Understanding Topology: Metric Spaces, Open Balls, and Intersection Proofs

[oxeimon]

So I'm trying to teach myself some topology, and the first thing I noticed, was that a metric space is a topological space under the topology of all open balls..

But then, consider the intersection of two open balls, can someone prove to me that the result is another open ball?

Or do they mean, that the topology is the set of all open balls, finite intersections of open balls, and arbitrary unions of open balls?

edit: How do I use latex notation on these forums?

 

[quasar987]

The metric topology is not the set of all open balls, but rather, the topology generated by the set of all open balls. Meaning, is open in the metric topology any set U having the property

"For any x in U, there is an open ball containing x and itself entirely contained in U."

Alternatively, but this is more difficult to express and more vague also, the metric topology is the topology obtained, as you say, by taking the set of all open balls, finite intersections of open balls, and arbitrary unions of open balls, but also, by taking all arbitrary union of finite intersections of open balls.

 

[nicksauce]

To use latex use the tags [ tex] [/tex] (without the space in the first one).

 

[Crosson]

Or do they mean, that the topology is the set of all open balls, finite intersections of open balls, and arbitrary unions of open balls?

Yes, that is what they mean.

Take care to note the difference between open sets and open balls in a metric space, just in case they said "a metric space is a topological space under the topology of all sets that are open with respect to that metric."

 

[oxeimon]

On another note, can someone prove that for any two points $$x \ne y$$, we have that the intersection $$B(x)\cap B(y)$$ is not itself an $$\epsilon$$-ball?

why is the epsilon so high up? I used "\epsilon" ...

 

[ice109]

ahh i typed out a good responce and then didn't post it. ok here goes.

take a universal set X

take a collection of subsets of X

1. the collection is closed under arbitrary (countably infinite) union and finite intersection meaning the union of any numbers of sets in the collection is a set in the collection and the intersection of finitely many sets in the collection.

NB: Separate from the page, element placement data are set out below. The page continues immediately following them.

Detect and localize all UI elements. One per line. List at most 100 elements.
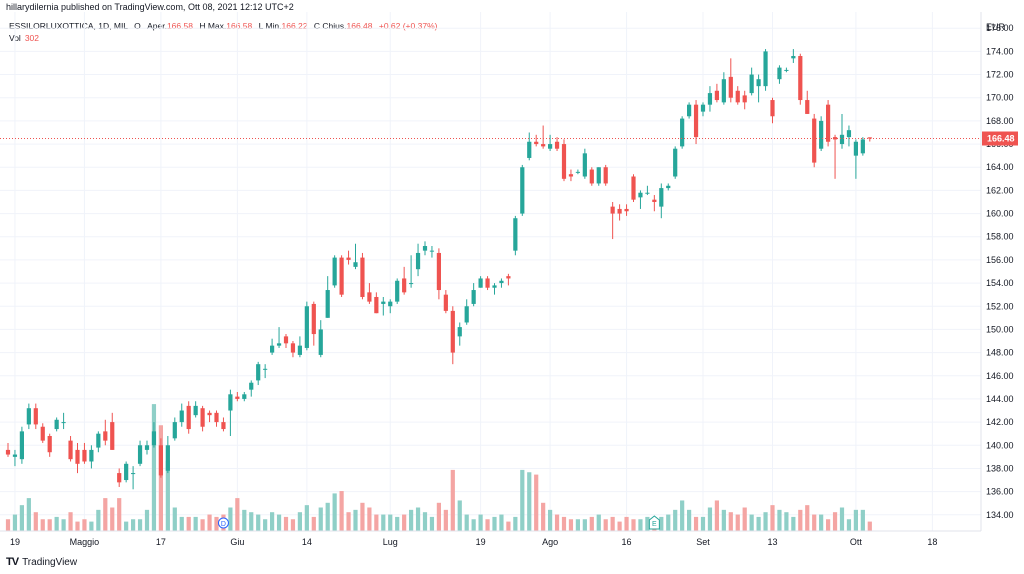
volume-bar	[575, 519, 580, 531]
currency-label[interactable]: EUR	[986, 22, 1006, 32]
candle-body	[784, 69, 789, 71]
high-label: Max.	[207, 21, 227, 31]
candle-body	[693, 104, 699, 138]
candle-body	[610, 206, 615, 214]
candle-body	[117, 473, 122, 483]
close-label: Chius.	[322, 21, 347, 31]
open-value: 166.58	[166, 21, 193, 31]
candle-body	[297, 345, 302, 355]
candle-body	[561, 144, 567, 179]
candle-body	[568, 174, 574, 177]
volume-bar	[839, 507, 845, 531]
candle-body	[353, 262, 358, 267]
volume-bar	[124, 521, 129, 531]
volume-bar	[554, 514, 560, 531]
candle-body	[638, 192, 643, 198]
x-tick-label: 13	[767, 537, 777, 547]
event-label: E	[652, 521, 657, 528]
candle-body	[221, 422, 226, 430]
candle-body	[103, 431, 108, 441]
y-tick-label: 160.00	[986, 209, 1014, 219]
candle-body	[318, 329, 323, 355]
volume-bar	[666, 514, 671, 531]
volume-bar	[381, 514, 386, 531]
y-tick-label: 136.00	[986, 487, 1014, 497]
volume-bar	[624, 516, 629, 531]
candle-body	[207, 412, 212, 416]
volume-bar	[693, 516, 699, 531]
y-tick-label: 172.00	[986, 70, 1014, 80]
earnings-event-icon[interactable]: E	[648, 515, 660, 530]
volume-bar	[33, 512, 38, 531]
event-label: D	[221, 521, 226, 528]
candle-body	[332, 257, 337, 286]
candle-body	[756, 79, 761, 87]
candle-body	[527, 141, 532, 158]
y-tick-label: 174.00	[986, 46, 1014, 56]
candle-body	[666, 185, 671, 189]
volume-bar	[659, 516, 664, 531]
volume-bar	[40, 519, 45, 531]
volume-bar	[826, 519, 831, 531]
volume-bar	[263, 519, 268, 531]
candle-body	[144, 445, 150, 450]
volume-bar	[283, 516, 289, 531]
volume-bar	[158, 425, 163, 531]
last-price-value: 166.48	[987, 134, 1015, 144]
y-tick-label: 146.00	[986, 371, 1014, 381]
volume-bar	[777, 509, 782, 531]
high-prefix: H	[199, 21, 206, 31]
footer: TV TradingView	[6, 556, 77, 568]
volume-bar	[631, 519, 636, 531]
candle-body	[798, 56, 803, 101]
volume-bar	[96, 509, 101, 531]
volume-bar	[110, 507, 115, 531]
volume-bar	[137, 519, 143, 531]
volume-bar	[5, 519, 11, 531]
volume-bar	[276, 514, 282, 531]
volume-bar	[332, 493, 337, 531]
x-tick-label: Giu	[230, 537, 244, 547]
volume-bar	[443, 509, 448, 531]
volume-bar	[179, 516, 184, 531]
candle-body	[415, 252, 421, 270]
candle-body	[499, 280, 504, 284]
volume-bar	[638, 519, 643, 531]
candle-body	[374, 296, 379, 314]
symbol-label[interactable]: ESSILORLUXOTTICA, 1D, MIL	[9, 21, 128, 31]
candle-body	[819, 120, 824, 149]
x-tick-label: 18	[927, 537, 937, 547]
volume-bar	[353, 509, 358, 531]
candle-body	[513, 218, 518, 251]
candle-body	[124, 463, 129, 481]
candle-body	[714, 90, 719, 101]
volume-bar	[548, 509, 553, 531]
candle-body	[506, 276, 511, 279]
volume-bar	[75, 521, 80, 531]
volume-bar	[450, 469, 455, 531]
dividend-event-icon[interactable]: D	[217, 517, 229, 529]
volume-bar	[714, 500, 719, 531]
candle-body	[422, 246, 428, 251]
volume-bar	[395, 516, 400, 531]
x-tick-label: 14	[302, 537, 312, 547]
volume-bar	[457, 500, 462, 531]
candle-body	[742, 95, 747, 103]
volume-bar	[589, 516, 594, 531]
x-tick-label: 16	[622, 537, 632, 547]
candle-body	[172, 422, 177, 439]
candle-body	[89, 449, 94, 462]
volume-bar	[151, 404, 157, 531]
x-tick-label: Maggio	[70, 537, 100, 547]
volume-bar	[325, 502, 330, 531]
y-tick-label: 158.00	[986, 232, 1014, 242]
candle-body	[812, 118, 817, 163]
volume-bar	[193, 516, 198, 531]
candle-body	[200, 408, 205, 427]
volume-bar	[346, 512, 351, 531]
candle-body	[492, 285, 497, 288]
volume-bar	[82, 519, 87, 531]
volume-bar	[47, 519, 52, 531]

2. the empty set and X are in the collection.

then the collection is called a topology. to be a set in this collection, in the topology, is the definition of being an open set.

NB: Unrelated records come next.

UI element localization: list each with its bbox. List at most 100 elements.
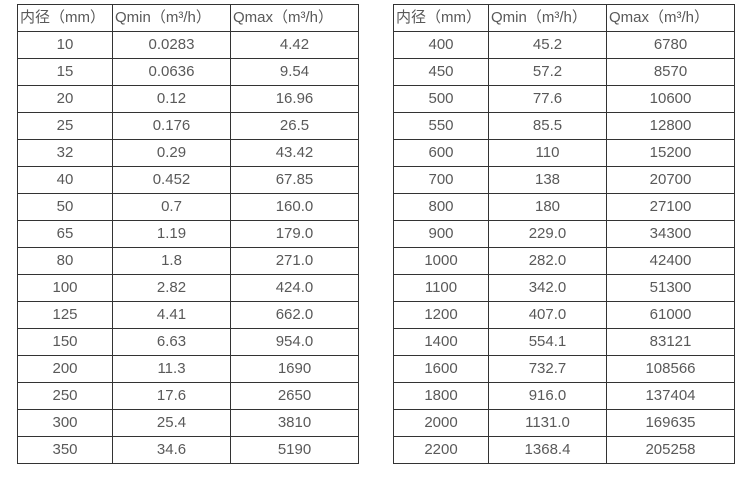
table-cell: 125 — [17, 301, 113, 329]
table-row: 400 45.2 6780 — [393, 31, 735, 59]
table-cell: 160.0 — [230, 193, 359, 221]
table-cell: 40 — [17, 166, 113, 194]
table-cell: 229.0 — [488, 220, 607, 248]
flow-table-small-diameters: 内径（mm） Qmin（m³/h） Qmax（m³/h） 10 0.0283 4.4… — [17, 4, 359, 464]
table-cell: 0.29 — [112, 139, 231, 167]
table-cell: 450 — [393, 58, 489, 86]
table-row: 200 11.3 1690 — [17, 355, 359, 383]
table-cell: 32 — [17, 139, 113, 167]
table-cell: 350 — [17, 436, 113, 464]
table-cell: 9.54 — [230, 58, 359, 86]
table-cell: 400 — [393, 31, 489, 59]
table-cell: 34.6 — [112, 436, 231, 464]
header-row: 内径（mm） Qmin（m³/h） Qmax（m³/h） — [393, 4, 735, 32]
table-body: 10 0.0283 4.42 15 0.0636 9.54 20 0.12 16.96 25 0.1… — [17, 31, 359, 464]
table-cell: 15 — [17, 58, 113, 86]
table-cell: 1400 — [393, 328, 489, 356]
table-cell: 424.0 — [230, 274, 359, 302]
table-row: 1200 407.0 61000 — [393, 301, 735, 329]
table-cell: 83121 — [606, 328, 735, 356]
table-cell: 916.0 — [488, 382, 607, 410]
table-cell: 45.2 — [488, 31, 607, 59]
table-cell: 4.42 — [230, 31, 359, 59]
table-cell: 3810 — [230, 409, 359, 437]
table-cell: 342.0 — [488, 274, 607, 302]
table-cell: 1368.4 — [488, 436, 607, 464]
table-cell: 26.5 — [230, 112, 359, 140]
table-cell: 1600 — [393, 355, 489, 383]
table-cell: 169635 — [606, 409, 735, 437]
table-cell: 0.176 — [112, 112, 231, 140]
table-cell: 25 — [17, 112, 113, 140]
table-row: 100 2.82 424.0 — [17, 274, 359, 302]
column-header-diameter: 内径（mm） — [17, 4, 113, 32]
table-cell: 2650 — [230, 382, 359, 410]
table-cell: 42400 — [606, 247, 735, 275]
header-row: 内径（mm） Qmin（m³/h） Qmax（m³/h） — [17, 4, 359, 32]
table-row: 25 0.176 26.5 — [17, 112, 359, 140]
table-body: 400 45.2 6780 450 57.2 8570 500 77.6 10600 550 85.… — [393, 31, 735, 464]
table-cell: 1131.0 — [488, 409, 607, 437]
table-cell: 500 — [393, 85, 489, 113]
table-cell: 407.0 — [488, 301, 607, 329]
table-cell: 6.63 — [112, 328, 231, 356]
table-cell: 85.5 — [488, 112, 607, 140]
table-cell: 4.41 — [112, 301, 231, 329]
table-cell: 11.3 — [112, 355, 231, 383]
table-row: 450 57.2 8570 — [393, 58, 735, 86]
table-cell: 1.19 — [112, 220, 231, 248]
table-row: 600 110 15200 — [393, 139, 735, 167]
table-cell: 700 — [393, 166, 489, 194]
table-row: 2200 1368.4 205258 — [393, 436, 735, 464]
table-cell: 1100 — [393, 274, 489, 302]
table-cell: 2200 — [393, 436, 489, 464]
table-row: 32 0.29 43.42 — [17, 139, 359, 167]
table-row: 15 0.0636 9.54 — [17, 58, 359, 86]
table-cell: 205258 — [606, 436, 735, 464]
table-row: 50 0.7 160.0 — [17, 193, 359, 221]
table-cell: 77.6 — [488, 85, 607, 113]
table-cell: 0.7 — [112, 193, 231, 221]
table-cell: 1000 — [393, 247, 489, 275]
table-cell: 80 — [17, 247, 113, 275]
table-row: 500 77.6 10600 — [393, 85, 735, 113]
table-cell: 12800 — [606, 112, 735, 140]
table-cell: 10 — [17, 31, 113, 59]
column-header-qmin: Qmin（m³/h） — [112, 4, 231, 32]
table-row: 900 229.0 34300 — [393, 220, 735, 248]
table-cell: 550 — [393, 112, 489, 140]
table-row: 1800 916.0 137404 — [393, 382, 735, 410]
column-header-diameter: 内径（mm） — [393, 4, 489, 32]
column-header-qmax: Qmax（m³/h） — [606, 4, 735, 32]
table-cell: 67.85 — [230, 166, 359, 194]
table-cell: 27100 — [606, 193, 735, 221]
table-cell: 10600 — [606, 85, 735, 113]
table-cell: 200 — [17, 355, 113, 383]
table-row: 20 0.12 16.96 — [17, 85, 359, 113]
table-row: 300 25.4 3810 — [17, 409, 359, 437]
table-cell: 2000 — [393, 409, 489, 437]
table-cell: 2.82 — [112, 274, 231, 302]
table-row: 1600 732.7 108566 — [393, 355, 735, 383]
table-cell: 800 — [393, 193, 489, 221]
table-cell: 179.0 — [230, 220, 359, 248]
table-cell: 1.8 — [112, 247, 231, 275]
table-cell: 1690 — [230, 355, 359, 383]
table-row: 550 85.5 12800 — [393, 112, 735, 140]
table-cell: 600 — [393, 139, 489, 167]
table-cell: 65 — [17, 220, 113, 248]
table-cell: 150 — [17, 328, 113, 356]
table-cell: 662.0 — [230, 301, 359, 329]
table-cell: 34300 — [606, 220, 735, 248]
table-row: 40 0.452 67.85 — [17, 166, 359, 194]
table-cell: 6780 — [606, 31, 735, 59]
table-cell: 137404 — [606, 382, 735, 410]
table-cell: 0.0283 — [112, 31, 231, 59]
table-cell: 110 — [488, 139, 607, 167]
table-cell: 282.0 — [488, 247, 607, 275]
table-row: 125 4.41 662.0 — [17, 301, 359, 329]
table-row: 800 180 27100 — [393, 193, 735, 221]
flow-rate-spec-page: 内径（mm） Qmin（m³/h） Qmax（m³/h） 10 0.0283 4.4… — [17, 4, 735, 464]
table-cell: 50 — [17, 193, 113, 221]
table-cell: 554.1 — [488, 328, 607, 356]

take a collection of subsets of X

1. the union of all these subsets = X, they "cover" X
2. inside the intersection of any 2 of these sets is another set in the collection

this collection is called a basis. sets inside the basis are called basic sets

it can be proved that a topology defined by, meaning here's how we tell you which sets are in the topology: all sets such that for every element in the set there is a basic set containing that element in the set.

you can now see how open balls serve as a basis, which if you prove that all bases generates topologies, generates a "metric topology".

for example:

basis on R1: all sets (a,b) a<b a,b in R.
now the topology this basis generates is the usual topology.

another example

basis on R1: all sets (x-e,x+e) x,e in R
now the topology this basis generates is the "euclidean metric" topology on R1.

 

[oxeimon]

for example:

basis on R1: all sets (a,b) a<b a,b in R.
now the topology this basis generates is the usual topology.

another example

basis on R1: all sets (x-e,x+e) x,e in R
now the topology this basis generates is the "euclidean metric" topology on R1.

Aren't these the same topologies? If $$x = (a+b)/2, e = (a-b)/2$$, then $$(a,b) = (x-e,x+e)$$

So I guess the "usual topology" on $$\mathbb{R}$$ is just the "euclidean metric"?

 

[Crosson]

why is the epsilon so high up? I used "\epsilon" ...

When you want to include latex in a paragraph, as opposed to being on its own line, use

[ itex] [/itex]

without that first space as before ("i" stands for "inline").

 

[ice109]

Aren't these the same topologies? If $$x = (a+b)/2, e = (a-b)/2$$, then $$(a,b) = (x-e,x+e)$$

So I guess the "usual topology" on $$\mathbb{R}$$ is just the "euclidean metric"?

they're not the "same"; they're homeomorphic. and you've misused the words a little. the "euclidean metric" is a function, with properties that meet those of a metric. the topology generated by the "euclidean metric" is the "euclidean metric" topology, which turns out to be homeomorphic to the usual topology. note that "euclidean metric" is a phrase i made up and not standard nomenclature.

also your proof that the two topologies are homeomorphic isn't sufficient because you've only proven for xs that are in the middle of the (a,b) interval that there exists an open ball around them. to prove that the two tops(topologies) are homeomorphic you need to show that any open set in 1 is open in the other and vice versa. this amounts to provingthat for all xs in an open set in one top there exists an openball (and open interval for the reverse direction) in the other.

anyway your intuition is correct and if you don't care about proofs don't worry about it. i wager you're a physics student since you know latex and are interested in topology. am i correct?